L’Inferno di Bosch si è tra­mu­tato in una sorta di pro­fe­zia del clima men­tale che la glo­ba­liz­za­zione e il nuovo ordine eco­no­mico hanno impo­sto al mondo: l’orizzonte è del tutto assente, non c’è con­ti­nuità tra le azioni, non ci sono pause né per­corsi, un pas­sato, un futuro. Non solo: non si vede nep­pure di sfug­gita un «altrove» o un «altri­menti», ciò che è dato è del tutto simile a una pri­gione. Restando su que­sto piano, pro­prio par­tendo dal Giar­dino delle deli­zie di Bosch pos­siamo fare una com­pa­ra­zione con l’opera di Bru­gel, che non era esat­ta­mente suo con­tem­po­ra­neo ma non era nem­meno troppo distante da lui. Entrambi erano a un tempo affa­sci­nati e ter­ro­riz­zati da ciò che gli uomini sono in grado di fare ai loro simili, spe­cie se ven­gono inco­rag­giati e messi nella con­di­zione di agire da un potere senza pietà. Se però Bosch dà vita a que­sto incubo, un inferno che non cono­sce alter­na­tive, Bru­gel descrive un orrore simile, ma lo fa ricor­rendo a tante pic­cole sto­rie, quelle che riem­piono tutti i suoi qua­dri.
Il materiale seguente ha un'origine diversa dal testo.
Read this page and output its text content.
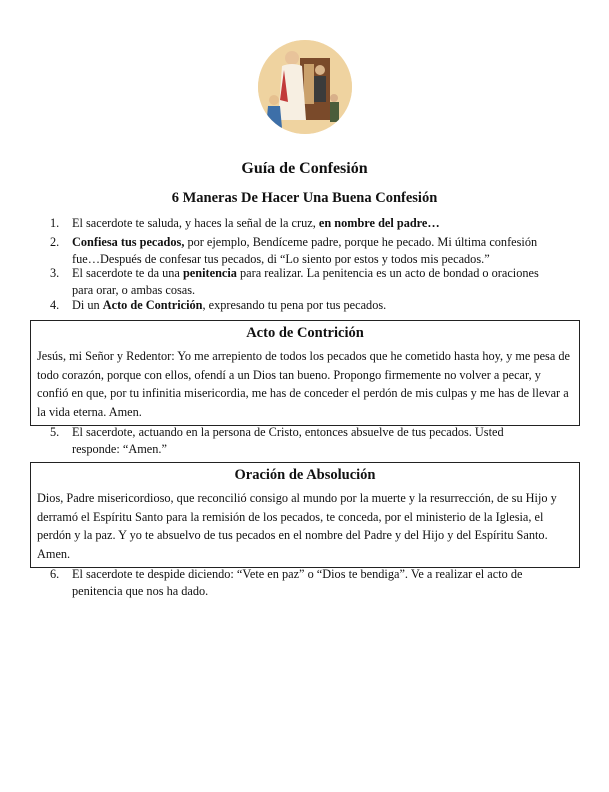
Guía de Confesión
6 Maneras De Hacer Una Buena Confesión
1.	El sacerdote te saluda, y haces la señal de la cruz, en nombre del padre…
2.	Confiesa tus pecados, por ejemplo, Bendíceme padre, porque he pecado. Mi última confesión fue…Después de confesar tus pecados, di “Lo siento por estos y todos mis pecados.”
3.	El sacerdote te da una penitencia para realizar. La penitencia es un acto de bondad o oraciones para orar, o ambas cosas.
4.	Di un Acto de Contrición, expresando tu pena por tus pecados.
Acto de Contrición

Jesús, mi Señor y Redentor: Yo me arrepiento de todos los pecados que he cometido hasta hoy, y me pesa de todo corazón, porque con ellos, ofendí a un Dios tan bueno. Propongo firmemente no volver a pecar, y confió en que, por tu infinitia misericordia, me has de conceder el perdón de mis culpas y me has de llevar a la vida eterna. Amen.

5.	El sacerdote, actuando en la persona de Cristo, entonces absuelve de tus pecados. Usted responde: “Amen.”
Oración de Absolución

Dios, Padre misericordioso, que reconcilió consigo al mundo por la muerte y la resurrección, de su Hijo y derramó el Espíritu Santo para la remisión de los pecados, te conceda, por el ministerio de la Iglesia, el perdón y la paz. Y yo te absuelvo de tus pecados en el nombre del Padre y del Hijo y del Espíritu Santo. Amen.

6.	El sacerdote te despide diciendo: “Vete en paz” o “Dios te bendiga”. Ve a realizar el acto de penitencia que nos ha dado.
Non si tratta di una dif­fe­renza da poco, per­ché i pro­ta­go­ni­sti delle sto­rie mostrate da Bru­gel sem­brano con­ser­vare in ogni caso la pos­si­bi­lità di uscire dalla situa­zione ter­ri­bile in cui si tro­vano e que­sto per il solo fatto che l’artista li ha ritratti, ne ha mostrato le vicende. Bosch sem­bra voler chiu­dere gli occhi rispetto al ter­rore che gli suscita il mondo, men­tre Bru­gel esprime in qual­che modo un sen­ti­mento di fra­ter­nità nei con­fronti dei pro­ta­go­ni­sti delle sto­rie che dipinge. È que­sto senso di comu­nità che può fare la dif­fe­renza: l’alternativa a ciò che subiamo ini­zia quando la pen­siamo pos­si­bile, quando ritro­viamo il desi­de­rio di rac­con­tare le nostre «sto­rie» e ascol­tare quelle degli altri.

Il suo sguardo sulle imma­gini foto­gra­fi­che sem­bra nutrirsi di que­sta duplice let­tura. Come spiega in «Capire una foto­gra­fia», dopo il Viet­nam lei met­teva in guar­dia sul fatto che l’essere inon­dati di scatti ter­ri­bili pro­ve­nienti dal fronte non aiu­tava neces­sa­ria­mente a com­pren­dere le cause del con­flitto, impri­gio­nan­doci anzi per certi versi in una sorta di orrore indif­fe­ren­ziato. Oggi, al con­tra­rio, ritiene che le foto pos­sano atti­rare l’attenzione sui con­flitti dimen­ti­cati. Cosa è accaduto?

Credo che dipenda molto dal tipo di imma­gini e dall’epoca in cui ci capita di osser­varle. In alcuni casi, le foto che rac­con­tano una guerra pos­sono avere un’influenza deter­mi­nante sulle per­sone e sul loro modo di misu­rarsi con quel deter­mi­nato con­flitto. Posso fare un esem­pio attuale con il caso di Gaza: senza alcune imma­gini che ci sono arri­vate dalla Stri­scia, anche nell’ultimo anno, non ci saremmo resi conto di ciò che stava avve­nendo. Più in gene­rale, con ciò che ho scritto dopo il Viet­nam, inten­devo riflet­tere sul fatto che le foto­gra­fie di guerra illu­strano molto bene «i risul­tati» dei con­flitti, ma non ci dicono nulla delle cause che li hanno sca­te­nati e non neces­sa­ria­mente l’indignazione che pro­vo­cano ci con­duce ad agire. A volte, la causa prima che ha pro­dotto il momento ter­ri­bile che ci è mostrato, perde la sua valenza poli­tica e la foto diventa una testi­mo­nianza della con­di­zione umana in gene­rale. Un’accusa con­tro tutti e, quindi, quasi auto­ma­ti­ca­mente con­tro nessuno.